TJ14.2 Radar Measurements of Wind, Temperature, and Moisture in the Planetary Boundary Layer (Invited Presentation)

Wednesday, 25 January 2017: 2:00 PM
2AB (Washington State Convention Center )
Frederic Fabry, McGill University, Montreal, QC, Canada

Historically, the use of radars has become prevalent because 1) microwaves have the unique ability of penetrating through storms, 2) scattering at microwaves is dominated by precipitation, a phenomenon otherwise hard to measure that strongly impacts human activities, and 3) measurements can be taken over large areas in 4 dimensions (x,y,z,t); as a result, it remains the best instrument for monitoring the occurrence and movement of precipitation patterns and of severe storm threats. But radars see best the result of the storm process (precipitation, storm outflows), not its cause (pressure, temperature, moisture, winds, and clouds).
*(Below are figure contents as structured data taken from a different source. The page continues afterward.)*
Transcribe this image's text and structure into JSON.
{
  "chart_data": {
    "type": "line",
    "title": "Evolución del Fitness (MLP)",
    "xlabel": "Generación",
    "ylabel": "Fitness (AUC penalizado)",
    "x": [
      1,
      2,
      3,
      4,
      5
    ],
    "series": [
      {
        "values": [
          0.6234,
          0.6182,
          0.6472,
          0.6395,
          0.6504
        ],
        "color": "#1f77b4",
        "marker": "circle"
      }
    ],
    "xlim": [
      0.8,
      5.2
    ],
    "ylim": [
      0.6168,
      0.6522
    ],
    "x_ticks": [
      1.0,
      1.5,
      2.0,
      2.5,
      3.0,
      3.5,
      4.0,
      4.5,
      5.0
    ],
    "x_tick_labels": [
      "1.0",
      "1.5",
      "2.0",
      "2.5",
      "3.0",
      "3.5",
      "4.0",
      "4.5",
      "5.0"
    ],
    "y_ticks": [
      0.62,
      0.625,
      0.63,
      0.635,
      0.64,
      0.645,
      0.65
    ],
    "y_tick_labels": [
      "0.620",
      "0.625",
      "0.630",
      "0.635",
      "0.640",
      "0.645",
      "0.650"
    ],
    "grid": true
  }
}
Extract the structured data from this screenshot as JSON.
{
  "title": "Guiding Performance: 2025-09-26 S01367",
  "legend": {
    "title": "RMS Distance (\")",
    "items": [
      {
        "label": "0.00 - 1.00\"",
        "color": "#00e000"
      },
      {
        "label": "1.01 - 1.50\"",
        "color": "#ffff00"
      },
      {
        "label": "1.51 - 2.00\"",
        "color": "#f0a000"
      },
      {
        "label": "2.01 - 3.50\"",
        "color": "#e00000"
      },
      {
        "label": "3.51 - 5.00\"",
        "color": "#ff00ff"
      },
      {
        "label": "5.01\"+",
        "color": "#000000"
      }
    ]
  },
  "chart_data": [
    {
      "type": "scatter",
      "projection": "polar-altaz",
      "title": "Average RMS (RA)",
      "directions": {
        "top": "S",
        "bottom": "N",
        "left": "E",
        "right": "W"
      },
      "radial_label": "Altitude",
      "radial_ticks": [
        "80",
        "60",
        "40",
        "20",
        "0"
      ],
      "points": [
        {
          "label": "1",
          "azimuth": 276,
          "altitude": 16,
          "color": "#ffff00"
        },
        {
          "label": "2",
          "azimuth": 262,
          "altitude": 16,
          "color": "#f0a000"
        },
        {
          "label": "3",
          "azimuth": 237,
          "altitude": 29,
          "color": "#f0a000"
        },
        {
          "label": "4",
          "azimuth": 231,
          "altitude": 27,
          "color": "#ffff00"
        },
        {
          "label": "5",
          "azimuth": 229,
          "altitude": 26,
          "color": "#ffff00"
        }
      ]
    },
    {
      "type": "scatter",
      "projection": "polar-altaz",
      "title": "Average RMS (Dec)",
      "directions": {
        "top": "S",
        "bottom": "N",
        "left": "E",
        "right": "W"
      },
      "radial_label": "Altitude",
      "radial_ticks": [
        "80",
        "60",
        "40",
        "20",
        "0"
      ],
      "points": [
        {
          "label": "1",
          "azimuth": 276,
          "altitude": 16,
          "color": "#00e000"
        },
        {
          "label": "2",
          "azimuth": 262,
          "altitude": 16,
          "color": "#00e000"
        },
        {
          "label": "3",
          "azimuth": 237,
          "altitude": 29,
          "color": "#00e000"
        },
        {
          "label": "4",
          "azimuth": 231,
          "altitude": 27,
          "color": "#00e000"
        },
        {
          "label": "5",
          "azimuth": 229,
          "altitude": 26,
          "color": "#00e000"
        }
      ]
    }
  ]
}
There is hence a need to expand the role of radars and other sensors (GPS receivers and radiometers to probe inside storms, other sensors to measure the environment around them) to monitor those critical components, and radars can provide some additional information on them, especially in the boundary layer.
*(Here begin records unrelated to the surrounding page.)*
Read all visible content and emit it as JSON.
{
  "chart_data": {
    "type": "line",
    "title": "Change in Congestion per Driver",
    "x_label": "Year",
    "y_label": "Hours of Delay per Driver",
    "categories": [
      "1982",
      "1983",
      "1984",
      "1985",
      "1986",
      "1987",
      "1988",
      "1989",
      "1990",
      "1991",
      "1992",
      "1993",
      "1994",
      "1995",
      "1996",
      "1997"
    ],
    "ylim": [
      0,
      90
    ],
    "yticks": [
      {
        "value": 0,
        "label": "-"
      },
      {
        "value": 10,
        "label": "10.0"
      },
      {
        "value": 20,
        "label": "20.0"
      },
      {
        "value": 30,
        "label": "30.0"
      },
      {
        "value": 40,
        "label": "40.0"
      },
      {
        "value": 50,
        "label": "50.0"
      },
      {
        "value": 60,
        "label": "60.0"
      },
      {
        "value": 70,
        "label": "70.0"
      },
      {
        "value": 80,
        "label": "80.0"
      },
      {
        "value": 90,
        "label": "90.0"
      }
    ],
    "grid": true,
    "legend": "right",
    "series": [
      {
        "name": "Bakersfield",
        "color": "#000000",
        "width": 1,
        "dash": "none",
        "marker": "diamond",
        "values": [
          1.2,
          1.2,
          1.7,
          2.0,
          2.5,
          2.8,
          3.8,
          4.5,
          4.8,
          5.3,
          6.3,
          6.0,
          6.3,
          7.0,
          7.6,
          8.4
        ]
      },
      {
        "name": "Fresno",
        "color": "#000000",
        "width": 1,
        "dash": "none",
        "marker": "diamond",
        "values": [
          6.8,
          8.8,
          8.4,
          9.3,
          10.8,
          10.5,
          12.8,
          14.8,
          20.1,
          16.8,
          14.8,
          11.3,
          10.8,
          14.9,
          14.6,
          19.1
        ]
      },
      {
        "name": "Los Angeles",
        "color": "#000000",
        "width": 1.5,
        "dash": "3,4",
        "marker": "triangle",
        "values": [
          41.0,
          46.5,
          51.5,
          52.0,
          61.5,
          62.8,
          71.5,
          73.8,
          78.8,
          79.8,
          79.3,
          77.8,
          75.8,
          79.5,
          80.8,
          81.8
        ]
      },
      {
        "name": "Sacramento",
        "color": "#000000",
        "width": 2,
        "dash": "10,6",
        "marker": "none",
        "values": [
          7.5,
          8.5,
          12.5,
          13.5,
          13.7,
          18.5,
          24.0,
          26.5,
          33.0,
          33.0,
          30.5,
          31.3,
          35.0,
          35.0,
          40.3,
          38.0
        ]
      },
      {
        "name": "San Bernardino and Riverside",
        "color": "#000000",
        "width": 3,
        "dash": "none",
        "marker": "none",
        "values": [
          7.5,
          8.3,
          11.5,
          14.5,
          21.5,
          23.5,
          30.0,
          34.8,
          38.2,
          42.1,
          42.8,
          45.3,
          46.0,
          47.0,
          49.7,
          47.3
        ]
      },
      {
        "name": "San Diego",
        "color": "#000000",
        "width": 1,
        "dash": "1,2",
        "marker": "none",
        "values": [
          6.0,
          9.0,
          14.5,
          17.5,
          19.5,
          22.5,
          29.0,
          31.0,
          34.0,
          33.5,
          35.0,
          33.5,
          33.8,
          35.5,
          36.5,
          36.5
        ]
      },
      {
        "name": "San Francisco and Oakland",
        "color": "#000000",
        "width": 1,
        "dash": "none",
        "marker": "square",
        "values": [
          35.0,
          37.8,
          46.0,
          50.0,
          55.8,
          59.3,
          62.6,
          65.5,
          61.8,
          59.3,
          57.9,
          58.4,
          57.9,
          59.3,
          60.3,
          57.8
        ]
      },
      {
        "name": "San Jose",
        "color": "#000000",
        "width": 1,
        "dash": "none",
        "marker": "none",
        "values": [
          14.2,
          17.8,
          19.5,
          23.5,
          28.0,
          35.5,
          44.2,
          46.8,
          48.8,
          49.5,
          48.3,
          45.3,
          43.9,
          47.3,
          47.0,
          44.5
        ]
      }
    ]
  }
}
Constraints on thermodynamic variables can be obtained using radar either by direct measurement or indirectly using retrievals. Radars can directly measure one component of target velocity, or more given additional radars or receivers, so long as there are detectable targets available. At close range, they can measure the refractive index of air near the surface given appropriate processing, providing a constraint on temperature and humidity. At far range, they remain blind to the lower troposphere, hence the push towards gap-filling radars.

Indirectly, using one or more radars, the time evolution of reflectivity and especially winds can be used to retrieve the forces shaping the storms, namely buoyancy and pressure gradients forces. From these, pressure and temperature gradients can be inferred, though the accuracy of such retrievals remains uncertain.

Unobtainable are average temperature and pressure profiles as well as humidity anywhere but near the surface and near a radar, except perhaps with dual-wavelength radars under very specific conditions.